Wenn man die inneren Fähigkeiten einer Person nicht unmittelbar beobachten kann, -und davon können wir ausgehen-, muß man Kompetenz als einen theoretischen Terminus im Rahmen einer spezifischen Theorie über Kompetenz behandeln. Der Kompetenzbegriff ist theorierelativ, d.h. er hat nur innerhalb der spezifischen Konstruktion einer Theorie von Kompetenz eine bestimmte semantische Bedeutung. Außerhalb jeglichen theoretischen Rahmens ist der Kompetenzbegriff dagegen vollkommen bedeutungslos.

 

Modelle

Wenn Kompetenzen erst über Performanzen beobachtbar werden, stellt sich die Frage, durch welche Modelle die abstrakte Theorie künstlerischer Kompetenz empirisch beobachtbar wird. Modelle sind spezifische Interpretationen einer Theorie, die eine anschauliche Brücke zur Peripherie der empirischen Beobachtung herstellen. Einfachstes Beispiel für ein Modell ist das Molekülmodell aus farbigen Holzkugeln und farbigen Stäben, welche die Bindungsverhältnisse kennzeichnen. Aber Moleküle sind weder farbig noch aus Holz und sie sind auch nicht direkt beobachtbar, sondern nur über Modellbildungen, welche die theoretischen Postulate der Theorie veranschaulichen.

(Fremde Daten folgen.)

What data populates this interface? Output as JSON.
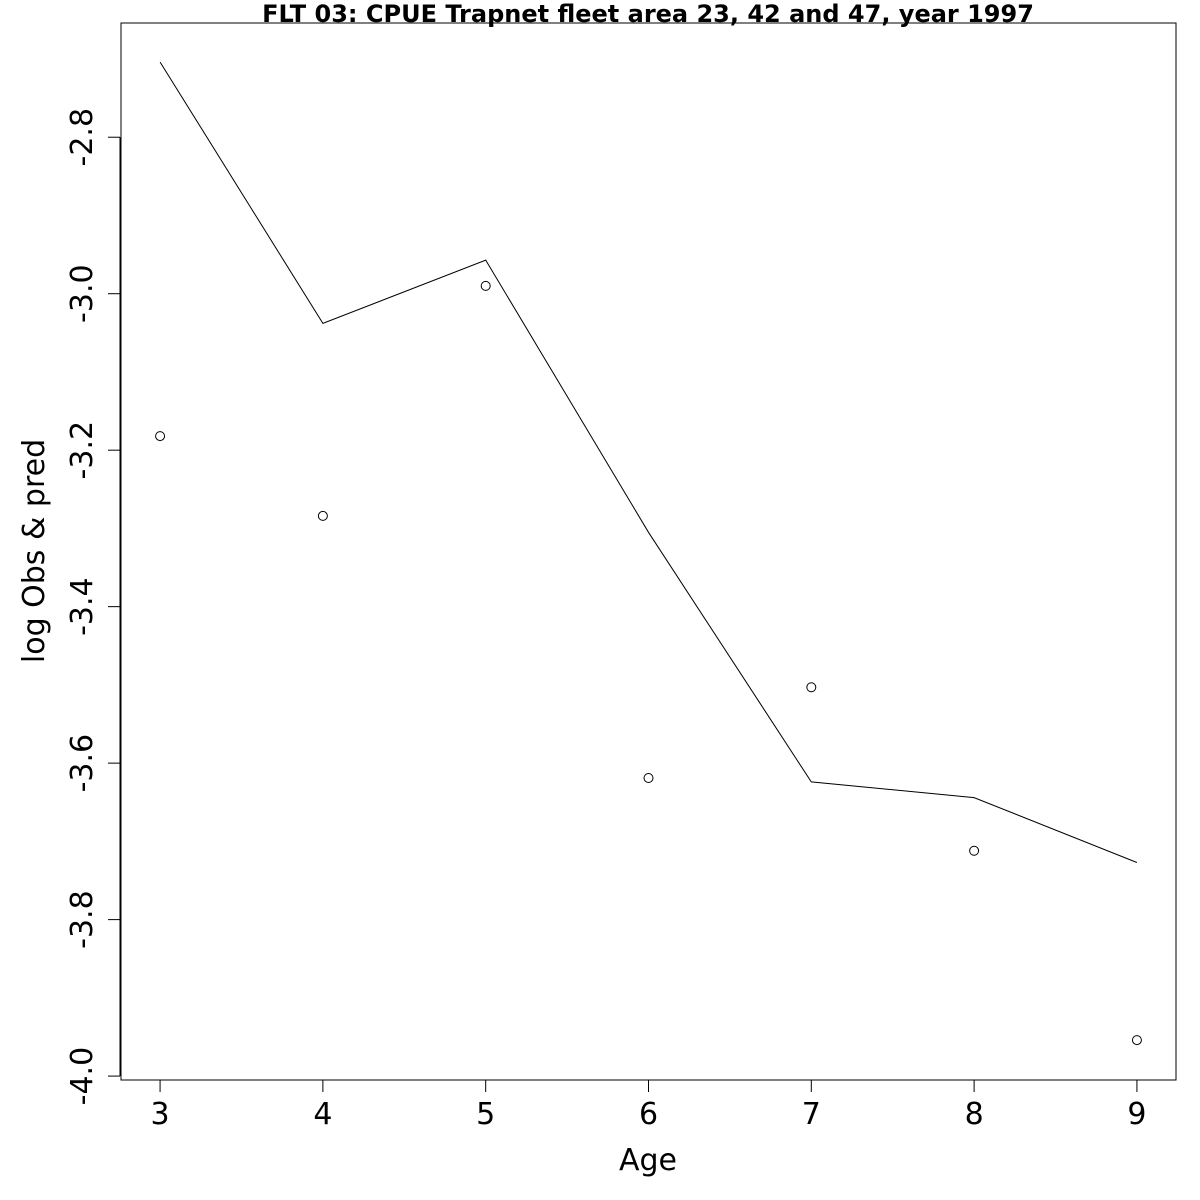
{
  "chart_data": {
    "type": "line",
    "title": "FLT 03: CPUE Trapnet fleet area 23, 42 and 47, year 1997",
    "xlabel": "Age",
    "ylabel": "log Obs & pred",
    "x": [
      3,
      4,
      5,
      6,
      7,
      8,
      9
    ],
    "xlim": [
      2.76,
      9.24
    ],
    "ylim": [
      -4.005,
      -2.654
    ],
    "x_ticks": [
      3,
      4,
      5,
      6,
      7,
      8,
      9
    ],
    "y_ticks": [
      -4.0,
      -3.8,
      -3.6,
      -3.4,
      -3.2,
      -3.0,
      -2.8
    ],
    "y_tick_labels": [
      "-4.0",
      "-3.8",
      "-3.6",
      "-3.4",
      "-3.2",
      "-3.0",
      "-2.8"
    ],
    "x_tick_labels": [
      "3",
      "4",
      "5",
      "6",
      "7",
      "8",
      "9"
    ],
    "grid": false,
    "series": [
      {
        "style": "line",
        "color": "#000000",
        "values": [
          -2.704,
          -3.038,
          -2.957,
          -3.305,
          -3.624,
          -3.644,
          -3.727
        ]
      },
      {
        "style": "points",
        "marker": "open-circle",
        "color": "#000000",
        "values": [
          -3.182,
          -3.284,
          -2.99,
          -3.619,
          -3.503,
          -3.712,
          -3.954
        ]
      }
    ]
  }
}
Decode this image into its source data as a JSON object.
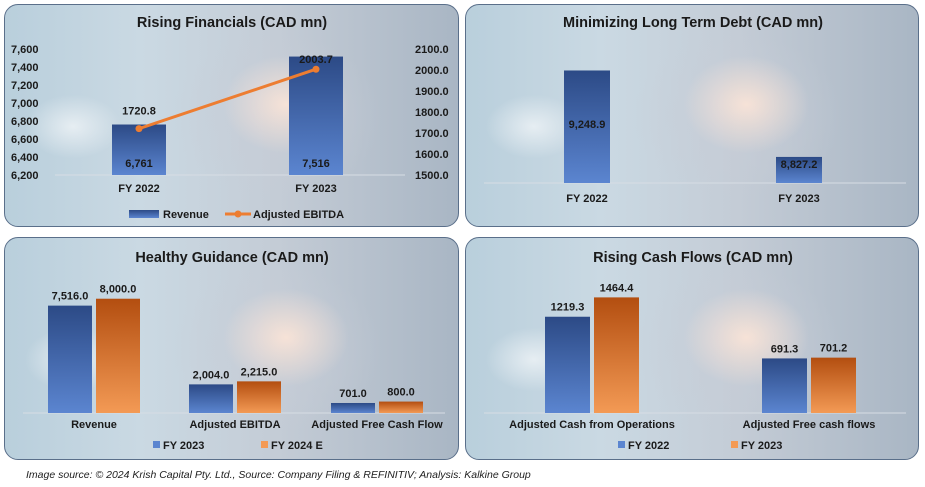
{
  "colors": {
    "blue_top": "#2c4a86",
    "blue_bottom": "#5b85d0",
    "orange_top": "#b34e10",
    "orange_bottom": "#f39a55",
    "line": "#ed7d31"
  },
  "chart_data": [
    {
      "type": "bar",
      "title": "Rising Financials (CAD mn)",
      "categories": [
        "FY 2022",
        "FY 2023"
      ],
      "series": [
        {
          "name": "Revenue",
          "type": "bar",
          "axis": "left",
          "values": [
            6761,
            7516
          ],
          "labels": [
            "6,761",
            "7,516"
          ]
        },
        {
          "name": "Adjusted EBITDA",
          "type": "line",
          "axis": "right",
          "values": [
            1720.8,
            2003.7
          ],
          "labels": [
            "1720.8",
            "2003.7"
          ]
        }
      ],
      "ylim_left": [
        6200,
        7600
      ],
      "yticks_left": [
        "6,200",
        "6,400",
        "6,600",
        "6,800",
        "7,000",
        "7,200",
        "7,400",
        "7,600"
      ],
      "ylim_right": [
        1500,
        2100
      ],
      "yticks_right": [
        "1500.0",
        "1600.0",
        "1700.0",
        "1800.0",
        "1900.0",
        "2000.0",
        "2100.0"
      ],
      "legend": "bottom"
    },
    {
      "type": "bar",
      "title": "Minimizing Long Term Debt (CAD mn)",
      "categories": [
        "FY 2022",
        "FY 2023"
      ],
      "series": [
        {
          "name": "Long Term Debt",
          "values": [
            9248.9,
            8827.2
          ],
          "labels": [
            "9,248.9",
            "8,827.2"
          ]
        }
      ],
      "ylim": [
        8700,
        9300
      ]
    },
    {
      "type": "bar",
      "title": "Healthy Guidance (CAD mn)",
      "categories": [
        "Revenue",
        "Adjusted EBITDA",
        "Adjusted Free Cash Flow"
      ],
      "series": [
        {
          "name": "FY 2023",
          "values": [
            7516.0,
            2004.0,
            701.0
          ],
          "labels": [
            "7,516.0",
            "2,004.0",
            "701.0"
          ]
        },
        {
          "name": "FY 2024 E",
          "values": [
            8000.0,
            2215.0,
            800.0
          ],
          "labels": [
            "8,000.0",
            "2,215.0",
            "800.0"
          ]
        }
      ],
      "ylim": [
        0,
        8400
      ],
      "legend": "bottom"
    },
    {
      "type": "bar",
      "title": "Rising Cash Flows (CAD mn)",
      "categories": [
        "Adjusted Cash from Operations",
        "Adjusted Free cash flows"
      ],
      "series": [
        {
          "name": "FY 2022",
          "values": [
            1219.3,
            691.3
          ],
          "labels": [
            "1219.3",
            "691.3"
          ]
        },
        {
          "name": "FY 2023",
          "values": [
            1464.4,
            701.2
          ],
          "labels": [
            "1464.4",
            "701.2"
          ]
        }
      ],
      "ylim": [
        0,
        1520
      ],
      "legend": "bottom"
    }
  ],
  "footer": "Image source: © 2024 Krish Capital Pty. Ltd., Source: Company Filing & REFINITIV; Analysis: Kalkine Group"
}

Wenn wir nun zur künstlerischen Kompetenz als abstraktem, unbeobachtbarem Terminus zurückkehren und seiner spezifischen Relation zur künstlerischen Performanz, kann man u.U. folgende These formulieren: Künstlerische Performanz veranschaulicht jeweils ein bestimmtes, kontingentes, d.h. immer auch anders mögliches Modell künstlerischer Kompetenz und macht diese potentiell öffentlich beobachtbar. An den spezifischen Formen künsterischer Performanz können wir als externe Beobachter, die keinen epistemischen Zugang zum Inneren einer anderen Person besitzen, modellhaft beobachten, wie sich künstlerische Kompetenz in spezifisch künstlerischen Handlungsformen formuliert.

 

Die Empirie des Performanzbegriffs

Anders dagegen der Performanzbegriff. Performanz ist durchaus empirisch beobachtbar. In den Begriffen Kompetenz und Performanz stehen sich also ein abstrakter, unbeobachtbarer Terminus einer Theorie und ein empirischer Beobachtungsbegriff gegenüber. Künstlerische Performanz läßt sich beispielsweise an Werken, an Personen, an Kontexten und an Präsentationsweisen ablesen. Es umfasst das gesamte Auftreten, das Handeln des Künstlers, seine Präsenz in der Öffentlichkeit, in Interviews, Zeitschriftenartikeln, Katalogen, Monographien, Symposien, Debatten, Reisen und Eröffnungen. Alles das fällt unter die empirisch beobachtbare Basis seiner Performanz. Nun ist die Art und Weise künstlerischer Performanz natürlich von den jeweiligen Kontexten abhängig, in denen der Künstler bzw. sein Werk oder seine mediale Spur auftreten. Je nach Kontext können dabei völlig andere Kompetenzen relevant und kritisch werden. Immer mehr Künstler arbeiten heute in sehr verschiedenen Kontexten. Sie arbeiten also interkontextuell, als Kritiker, Kuratoren, Designer, Theoretiker oder "freie" Künstler.

 

Die Sozialität der Attribution

Künstlerische Performanz ist daher immer auch eine mediale Performanz. Aber es ist nicht einfach nur eine Form von Präsenz. Denn Präsenz wäre eine einfache, schlichte Anwesenheit oder eine einfache öffentliche Sichtbarkeit ohne ein spezifisches Handeln. Performanz ist dagegen immer in irgendeiner Art und Weise an ein spezifisch künstlerisches Handeln gebunden. Und dieses spezifische Handeln ist die öffentlich beobachtbare Basis, von der aus wir einer Person künstlerische Kompetenz attribuieren, d.h. zu - oder absprechen. Künstlerische Performanz zeigt also nur derjenige, der etwas zeigt. Performanz ist deshalb immer öffentlich. Es kann keine private Performanz in der Kunst geben.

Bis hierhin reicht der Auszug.